Of the ten women interviewed for this report, however, none seemed to feel that her career had suffered unduly from becoming a mother, no matter how difficult the circumstances—and those could range from abandonment by a husband to taking significant time off to care for a sick child. Jeannie Motherwell gave up her painting career for about 14 years, with much of that time spent as a single mom, to raise her daughter, whom she calls her “true masterpiece.” But she says the years away from the studio were necessary because she hadn’t yet resolved her identity as the daughter and stepdaughter of famous forebears (Robert Motherwell and Helen Frankenthaler).
It’s probably hardest to balance mothering and a career for women whose incomes are necessary to support a family, or who are in some cases the main breadwinner of the family. When she was in her early 30s, with two small sons, Grace DeGennaro says she was “always teaching part time but always kept a studio practice going.” When she had only one baby, she took him to the studio; when there were two, she went to the studio after her husband was home from work. “We were stretched pretty thin,” she admits, “but it was all important to me. There were points when my work wasn’t as strong as it could have been, because I didn’t have the time. I naively thought balancing parenting and teaching and the studio would be possible, but something always has to give a bit.”
“I was never not going to do art,” says Jackie Skzrynski, who has taught full-time for most of her career and raised two kids with her husband, a carpenter, in upstate New York. “I had what I called sacred studio time, three to four hours on a Saturday, when we had a sitter the kids adored. If you don’t have that time set aside, then you never get to it,” she says. “You have to learn to walk past the messy living room. You have to learn to forgive yourself. Getting time to be who I was helped me be a better mom because I was a happier person.”
“I’ve always had a dedicated work space,” says Barbara Cowlin. “When my sons were growing up, I could convert the dining room into my studio. And I had to learn to blank out any worries about my family. When I go in my studio, that switch still comes on. I envision myself as being enclosed in a bubble that excludes everything else.”
Changes in Imagery
Not surprisingly, becoming a mother can mean a change in subject matter, artistic process, even color choices (not to mention a switch to less toxic materials). During childbirth, Melissa Mohammadi says she had a dream that still resonates in her work. “When I had my first contraction, I felt the creator’s hands on my body, trying to make this baby,” she recalls. “So with every contraction I would say ‘Yes!’ And I had this strange 12-hour series of visions during labor. I could see the earth forming itself—mountains pushing themselves off the surface. As the baby was crowning, I saw volcanoes.

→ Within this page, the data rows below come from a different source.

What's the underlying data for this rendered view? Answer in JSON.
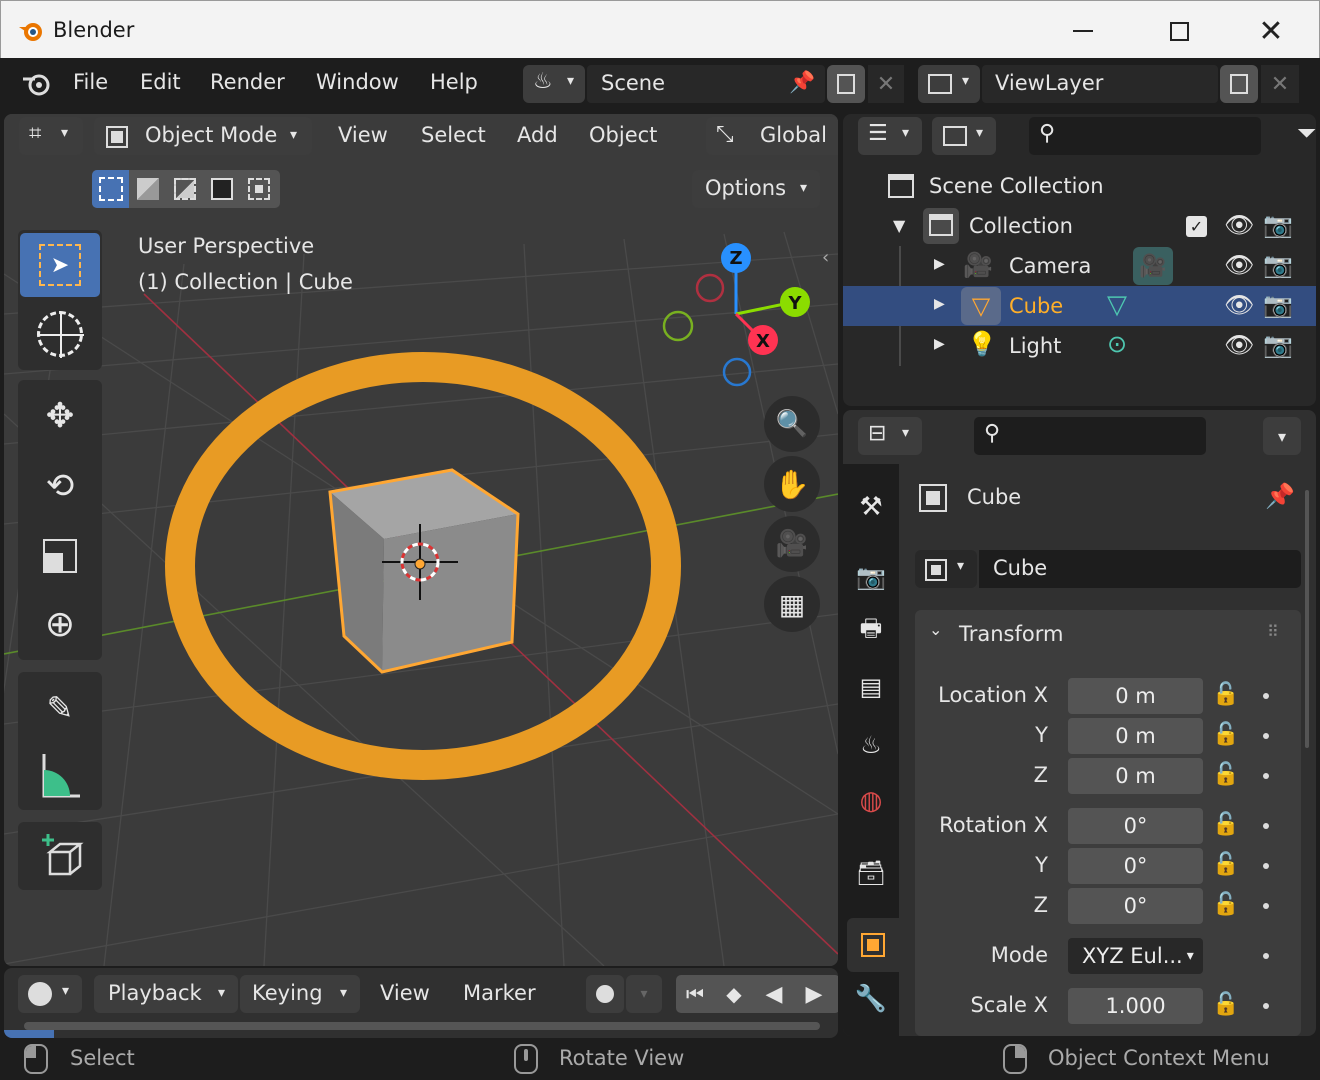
{
  "window": {
    "title": "Blender"
  },
  "menu": {
    "items": [
      "File",
      "Edit",
      "Render",
      "Window",
      "Help"
    ],
    "scene": "Scene",
    "view_layer": "ViewLayer"
  },
  "viewport": {
    "mode": "Object Mode",
    "menus": [
      "View",
      "Select",
      "Add",
      "Object"
    ],
    "orientation": "Global",
    "options": "Options",
    "info_line1": "User Perspective",
    "info_line2": "(1) Collection | Cube",
    "gizmo": {
      "x": "X",
      "y": "Y",
      "z": "Z"
    }
  },
  "timeline": {
    "menus": [
      "Playback",
      "Keying",
      "View",
      "Marker"
    ]
  },
  "outliner": {
    "scene_collection": "Scene Collection",
    "collection": "Collection",
    "items": [
      "Camera",
      "Cube",
      "Light"
    ]
  },
  "properties": {
    "object_name": "Cube",
    "name_field": "Cube",
    "panel": "Transform",
    "rows": [
      {
        "label": "Location X",
        "value": "0 m"
      },
      {
        "label": "Y",
        "value": "0 m"
      },
      {
        "label": "Z",
        "value": "0 m"
      },
      {
        "label": "Rotation X",
        "value": "0°"
      },
      {
        "label": "Y",
        "value": "0°"
      },
      {
        "label": "Z",
        "value": "0°"
      },
      {
        "label": "Mode",
        "value": "XYZ Eul..."
      },
      {
        "label": "Scale X",
        "value": "1.000"
      }
    ]
  },
  "status": {
    "left": "Select",
    "middle": "Rotate View",
    "right": "Object Context Menu"
  },
  "colors": {
    "accent": "#4772b3",
    "selected": "#ffaf29",
    "x_axis": "#ff3352",
    "y_axis": "#8bdc00",
    "z_axis": "#2890ff"
  }
}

“My work is as intuitive as that labor process,” she says. “I became more aware of how things grow, gaining a deeper awareness of the creative forces of life. Being a mother has completely changed how I draw, and how art comes through me.”
When her children were small, Skrzynski says she was “confronting anxieties about motherhood and parenting” in her art in a series of drawings she calls “Hybrids,” which are half-human, half-animal and often confront pregnancy in frankly shocking ways—such as an image of a reclining nude with eight breasts, suckling piglets. Or another reclining nude whose head explodes into feathery fronds, which a pair of naked toddlers pluck from her neck. “I think it describes art and motherhood to a T,” she says.

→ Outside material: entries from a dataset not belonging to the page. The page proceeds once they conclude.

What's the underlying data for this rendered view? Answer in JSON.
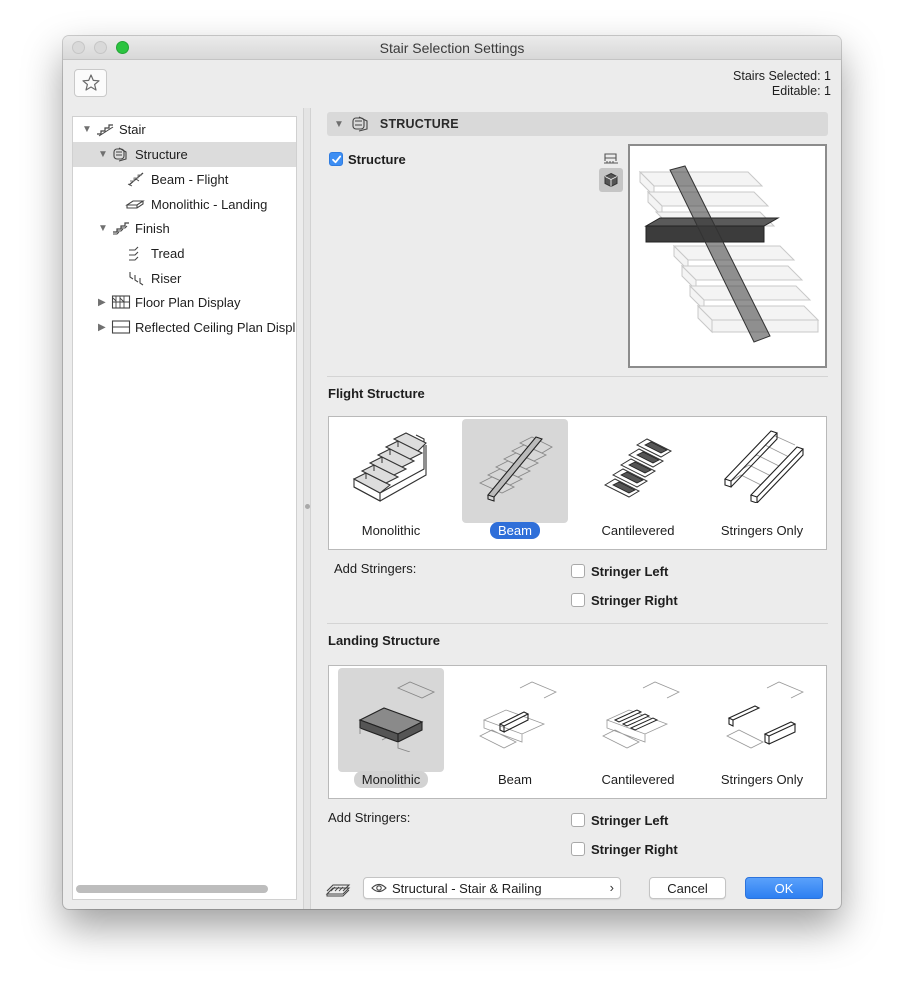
{
  "window": {
    "title": "Stair Selection Settings"
  },
  "toolbar": {
    "favorites_icon": "star-icon"
  },
  "selection_info": {
    "stairs_selected": "Stairs Selected: 1",
    "editable": "Editable: 1"
  },
  "tree": {
    "items": [
      {
        "label": "Stair",
        "icon": "stair-icon",
        "expanded": true
      },
      {
        "label": "Structure",
        "icon": "structure-icon",
        "expanded": true,
        "selected": true
      },
      {
        "label": "Beam - Flight",
        "icon": "beam-flight-icon"
      },
      {
        "label": "Monolithic - Landing",
        "icon": "monolithic-landing-icon"
      },
      {
        "label": "Finish",
        "icon": "finish-icon",
        "expanded": true
      },
      {
        "label": "Tread",
        "icon": "tread-icon"
      },
      {
        "label": "Riser",
        "icon": "riser-icon"
      },
      {
        "label": "Floor Plan Display",
        "icon": "floor-plan-icon",
        "expanded": false
      },
      {
        "label": "Reflected Ceiling Plan Displ",
        "icon": "ceiling-plan-icon",
        "expanded": false
      }
    ]
  },
  "structure_panel": {
    "header": "STRUCTURE",
    "structure_checkbox": {
      "label": "Structure",
      "checked": true
    },
    "view_icons": [
      "plan-view-icon",
      "3d-view-icon"
    ]
  },
  "flight_structure": {
    "title": "Flight Structure",
    "options": [
      "Monolithic",
      "Beam",
      "Cantilevered",
      "Stringers Only"
    ],
    "selected": "Beam",
    "add_stringers_label": "Add Stringers:",
    "stringer_left": {
      "label": "Stringer Left",
      "checked": false
    },
    "stringer_right": {
      "label": "Stringer Right",
      "checked": false
    }
  },
  "landing_structure": {
    "title": "Landing Structure",
    "options": [
      "Monolithic",
      "Beam",
      "Cantilevered",
      "Stringers Only"
    ],
    "selected": "Monolithic",
    "add_stringers_label": "Add Stringers:",
    "stringer_left": {
      "label": "Stringer Left",
      "checked": false
    },
    "stringer_right": {
      "label": "Stringer Right",
      "checked": false
    }
  },
  "footer": {
    "view_selector": "Structural - Stair & Railing",
    "cancel_label": "Cancel",
    "ok_label": "OK"
  },
  "colors": {
    "accent": "#2f6fd9",
    "ok_button": "#2d7ff1",
    "checkbox_checked": "#3d8ef3"
  }
}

Andrea Broyles has found over the years that her three children are often a source of inspiration. When they were little, she did a series of four- by five-foot pieces based on puzzle pieces her kids played with. As they grew up, she confronted her feelings of loss when they left the nest. They have even proved a helpful audience. “I could have conversations with them because they come from a different perspective. I’m not shy about showing them nudity, or whatever I was working on. And I had some very helpful critiques from them.”
Brenda Zappitell says that having kids awakened “a personal confidence I take in my work. I figured out that I could do more than I expected by having children, and because of them I’ve gotten to know myself better.” She adds that “mothering affects my color choices. The whole thing about being a mom is trying to find the upside of everything. I’m not the kind of person who’s going to create really dark paintings. That may be why my work tends to be on the joyous side, because I’m always trying to be uplifting for my kids.”

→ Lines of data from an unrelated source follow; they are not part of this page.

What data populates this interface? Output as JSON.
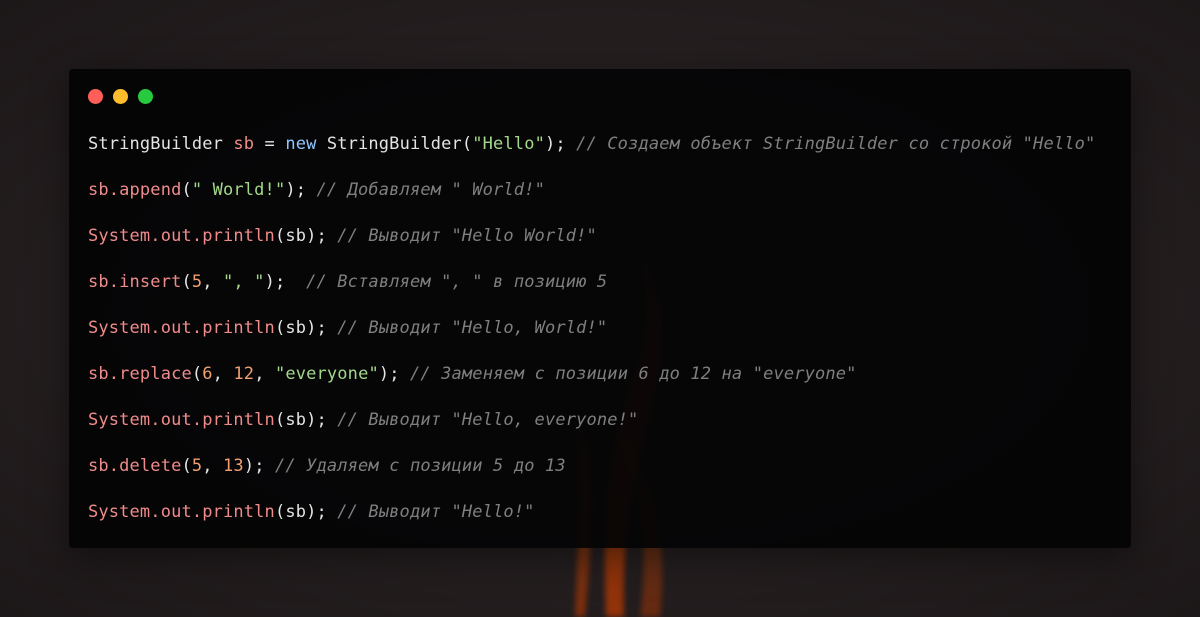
{
  "colors": {
    "background": "#2a2425",
    "window": "#040405",
    "dot_red": "#ff5f56",
    "dot_yellow": "#ffbd2e",
    "dot_green": "#27c93f",
    "variable": "#f08b8b",
    "number": "#f0a070",
    "keyword": "#8fc6ff",
    "string": "#a3d88a",
    "comment": "#7f7f7f",
    "plain": "#e4e4e4"
  },
  "code_lines": [
    {
      "tokens": [
        {
          "t": "pl",
          "text": "StringBuilder "
        },
        {
          "t": "v",
          "text": "sb"
        },
        {
          "t": "pl",
          "text": " = "
        },
        {
          "t": "k",
          "text": "new"
        },
        {
          "t": "pl",
          "text": " StringBuilder("
        },
        {
          "t": "s",
          "text": "\"Hello\""
        },
        {
          "t": "pl",
          "text": "); "
        },
        {
          "t": "c",
          "text": "// Создаем объект StringBuilder со строкой \"Hello\""
        }
      ]
    },
    {
      "tokens": [
        {
          "t": "v",
          "text": "sb.append"
        },
        {
          "t": "pl",
          "text": "("
        },
        {
          "t": "s",
          "text": "\" World!\""
        },
        {
          "t": "pl",
          "text": "); "
        },
        {
          "t": "c",
          "text": "// Добавляем \" World!\""
        }
      ]
    },
    {
      "tokens": [
        {
          "t": "v",
          "text": "System.out.println"
        },
        {
          "t": "pl",
          "text": "(sb); "
        },
        {
          "t": "c",
          "text": "// Выводит \"Hello World!\""
        }
      ]
    },
    {
      "tokens": [
        {
          "t": "v",
          "text": "sb.insert"
        },
        {
          "t": "pl",
          "text": "("
        },
        {
          "t": "n",
          "text": "5"
        },
        {
          "t": "pl",
          "text": ", "
        },
        {
          "t": "s",
          "text": "\", \""
        },
        {
          "t": "pl",
          "text": ");  "
        },
        {
          "t": "c",
          "text": "// Вставляем \", \" в позицию 5"
        }
      ]
    },
    {
      "tokens": [
        {
          "t": "v",
          "text": "System.out.println"
        },
        {
          "t": "pl",
          "text": "(sb); "
        },
        {
          "t": "c",
          "text": "// Выводит \"Hello, World!\""
        }
      ]
    },
    {
      "tokens": [
        {
          "t": "v",
          "text": "sb.replace"
        },
        {
          "t": "pl",
          "text": "("
        },
        {
          "t": "n",
          "text": "6"
        },
        {
          "t": "pl",
          "text": ", "
        },
        {
          "t": "n",
          "text": "12"
        },
        {
          "t": "pl",
          "text": ", "
        },
        {
          "t": "s",
          "text": "\"everyone\""
        },
        {
          "t": "pl",
          "text": "); "
        },
        {
          "t": "c",
          "text": "// Заменяем с позиции 6 до 12 на \"everyone\""
        }
      ]
    },
    {
      "tokens": [
        {
          "t": "v",
          "text": "System.out.println"
        },
        {
          "t": "pl",
          "text": "(sb); "
        },
        {
          "t": "c",
          "text": "// Выводит \"Hello, everyone!\""
        }
      ]
    },
    {
      "tokens": [
        {
          "t": "v",
          "text": "sb.delete"
        },
        {
          "t": "pl",
          "text": "("
        },
        {
          "t": "n",
          "text": "5"
        },
        {
          "t": "pl",
          "text": ", "
        },
        {
          "t": "n",
          "text": "13"
        },
        {
          "t": "pl",
          "text": "); "
        },
        {
          "t": "c",
          "text": "// Удаляем с позиции 5 до 13"
        }
      ]
    },
    {
      "tokens": [
        {
          "t": "v",
          "text": "System.out.println"
        },
        {
          "t": "pl",
          "text": "(sb); "
        },
        {
          "t": "c",
          "text": "// Выводит \"Hello!\""
        }
      ]
    }
  ]
}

“My work has always dealt with ideas about childhood and memory,” says Melissa Stern. “That’s just a fundamental aspect of my approach.” As her son entered his teenage years, it became clear that he would become a writer (he’s now in Los Angeles, successfully engaged in that career), and Stern found herself with an unexpected collaborator for her projects, like “The Talking Cure,” which incorporates scripts read by actors to accompany the sculptures in the installation. “We did a one-of-a-kind artist book called Nightmare, and I’ve done the graphic design, posters and advertising, for his plays. He wrote a theatrical treatment of ‘The Talking Cure,’ and we’re now working on a book together.
“Having a mother who’s a working artist has made him a far savvier young artist than I ever was,” she says. “He understands what it takes to be a professional, having grown up in this household.”
Making It Work
The good news for women who are considering or are now actively balancing motherhood and careers is that it’s much more accepted, even commonplace, in the art world and the world at large. Dealers and curators are moms too, and have complicated lives and childcare arrangements. “Women are now bringing babies to openings,” says Stern. “Twenty years ago, you didn’t bring children to art events.”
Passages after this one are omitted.